Acadia National Park Family Vacations
Families will love:
  • Jaw-dropping scenery -- a collision of mountainous islands and ocean that demands superlatives
  • A family vacation land with something for every age group and taste
  • Bar Harbor -- a resort town full of T-shirt shops, motels, and ice cream parlors


Those who have been there know: the Acadia region of Maine is unlike anywhere else in New England -- or anywhere else in the country, really. The lobster claw of an island off the Downeast Maine coast has been beguiling visitors for hundreds of years with its jaw-dropping scenery -- a collision of mountainous islands and ocean that demands superlatives. Mount Desert Island (properly pronounced "Mount Dessert Island," a malapropism of the French "Ile des Monts Deserts," or "Island of the Bare Mountains") is dominated by Acadia National Park, encompassing 46,000 acres of cedar-fringed mountains, rocky cliffs and demanding hiking trails.

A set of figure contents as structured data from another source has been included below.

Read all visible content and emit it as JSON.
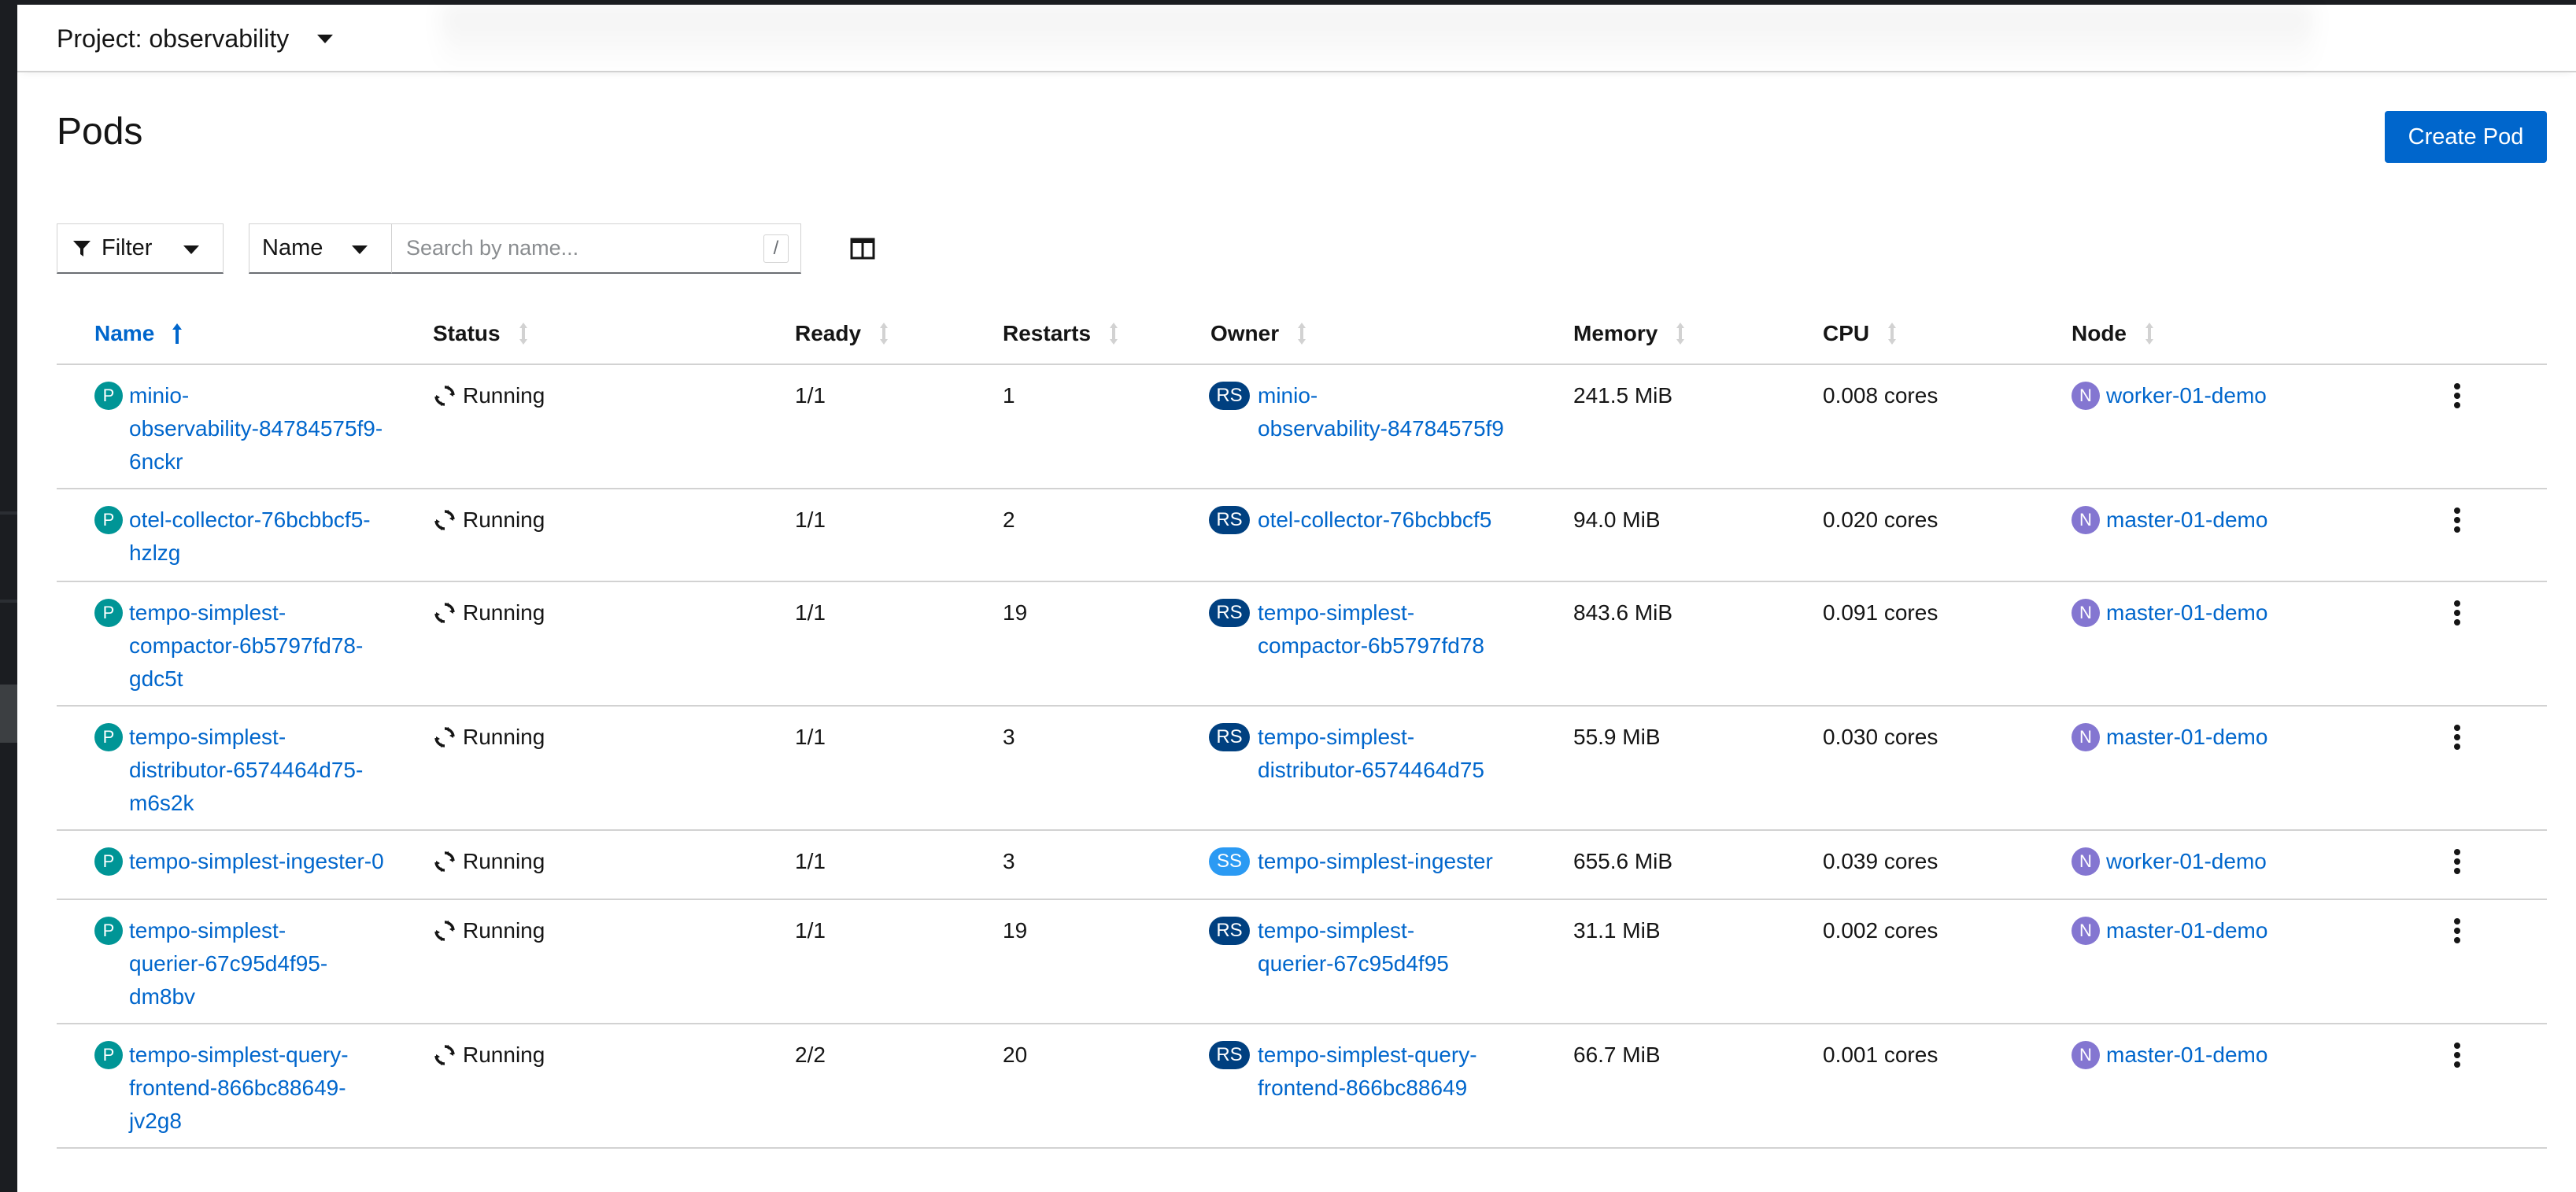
{
  "project": {
    "label": "Project: observability"
  },
  "page": {
    "title": "Pods",
    "create_button": "Create Pod"
  },
  "toolbar": {
    "filter_label": "Filter",
    "name_select": "Name",
    "search_placeholder": "Search by name...",
    "search_shortcut": "/"
  },
  "table": {
    "columns": [
      "Name",
      "Status",
      "Ready",
      "Restarts",
      "Owner",
      "Memory",
      "CPU",
      "Node"
    ],
    "sorted_column": "Name",
    "rows": [
      {
        "name": [
          "minio-",
          "observability-84784575f9-",
          "6nckr"
        ],
        "status": "Running",
        "ready": "1/1",
        "restarts": "1",
        "owner_kind": "RS",
        "owner": [
          "minio-",
          "observability-84784575f9"
        ],
        "memory": "241.5 MiB",
        "cpu": "0.008 cores",
        "node": "worker-01-demo"
      },
      {
        "name": [
          "otel-collector-76bcbbcf5-",
          "hzlzg"
        ],
        "status": "Running",
        "ready": "1/1",
        "restarts": "2",
        "owner_kind": "RS",
        "owner": [
          "otel-collector-76bcbbcf5"
        ],
        "memory": "94.0 MiB",
        "cpu": "0.020 cores",
        "node": "master-01-demo"
      },
      {
        "name": [
          "tempo-simplest-",
          "compactor-6b5797fd78-",
          "gdc5t"
        ],
        "status": "Running",
        "ready": "1/1",
        "restarts": "19",
        "owner_kind": "RS",
        "owner": [
          "tempo-simplest-",
          "compactor-6b5797fd78"
        ],
        "memory": "843.6 MiB",
        "cpu": "0.091 cores",
        "node": "master-01-demo"
      },
      {
        "name": [
          "tempo-simplest-",
          "distributor-6574464d75-",
          "m6s2k"
        ],
        "status": "Running",
        "ready": "1/1",
        "restarts": "3",
        "owner_kind": "RS",
        "owner": [
          "tempo-simplest-",
          "distributor-6574464d75"
        ],
        "memory": "55.9 MiB",
        "cpu": "0.030 cores",
        "node": "master-01-demo"
      },
      {
        "name": [
          "tempo-simplest-ingester-0"
        ],
        "status": "Running",
        "ready": "1/1",
        "restarts": "3",
        "owner_kind": "SS",
        "owner": [
          "tempo-simplest-ingester"
        ],
        "memory": "655.6 MiB",
        "cpu": "0.039 cores",
        "node": "worker-01-demo"
      },
      {
        "name": [
          "tempo-simplest-",
          "querier-67c95d4f95-",
          "dm8bv"
        ],
        "status": "Running",
        "ready": "1/1",
        "restarts": "19",
        "owner_kind": "RS",
        "owner": [
          "tempo-simplest-",
          "querier-67c95d4f95"
        ],
        "memory": "31.1 MiB",
        "cpu": "0.002 cores",
        "node": "master-01-demo"
      },
      {
        "name": [
          "tempo-simplest-query-",
          "frontend-866bc88649-",
          "jv2g8"
        ],
        "status": "Running",
        "ready": "2/2",
        "restarts": "20",
        "owner_kind": "RS",
        "owner": [
          "tempo-simplest-query-",
          "frontend-866bc88649"
        ],
        "memory": "66.7 MiB",
        "cpu": "0.001 cores",
        "node": "master-01-demo"
      }
    ],
    "pod_badge": "P",
    "node_badge": "N"
  },
  "icons": {
    "project_caret": "caret-down-icon",
    "filter": "filter-icon",
    "columns": "columns-manage-icon",
    "status": "sync-icon",
    "kebab": "kebab-menu-icon",
    "sort_asc": "sort-ascending-icon",
    "sort": "sort-icon"
  },
  "colors": {
    "accent": "#0066cc",
    "pod_badge": "#009596",
    "node_badge": "#8476d1",
    "rs_badge": "#004080",
    "ss_badge": "#2b9af3"
  }
}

Unlike some national parks out west, this is no untamed wilderness. Some 100 years ago, a clutch of the country's richest captains of industry -- chief among them John D. Rockefeller Jr. -- adopted this area as their summer playground, building enormous mansions and a network of carriage roads and stone bridges throughout the landscape in an artful melding of civilization and wilderness. It was Rockefeller and his fellow philanthropists who spearheaded the creation of Acadia National Park in 1919, the first park east of the Mississippi. Most of the mansions, for better or worse, burned in the great fire of 1947; however, the carriage roads and bridges survived, and the park was conscientiously restored to its former natural glory.

Over the years, Acadia has developed into a family vacation land with something for every age group and taste. The center of action is Bar Harbor, a resort town full of T-shirt shops, motels, and ice cream parlors that metastasizes in population every summer. The town is ideally suited for families, with countless diversions and family-friendly restaurants and lodgings, as well as a downtown ready made for strolling on soft summer nights. It's a ready antidote for kids overwhelmed by too much of the great outdoors who need a little jolt of civilization or just good, unpretentious fun. The two other population centers on the island are much quieter -- Northeast Harbor and Southwest Harbor. They are yachting anchorages with a complement of upscale restaurants and boutiques, while Bass Harbor retains the character of a traditional lobstering village.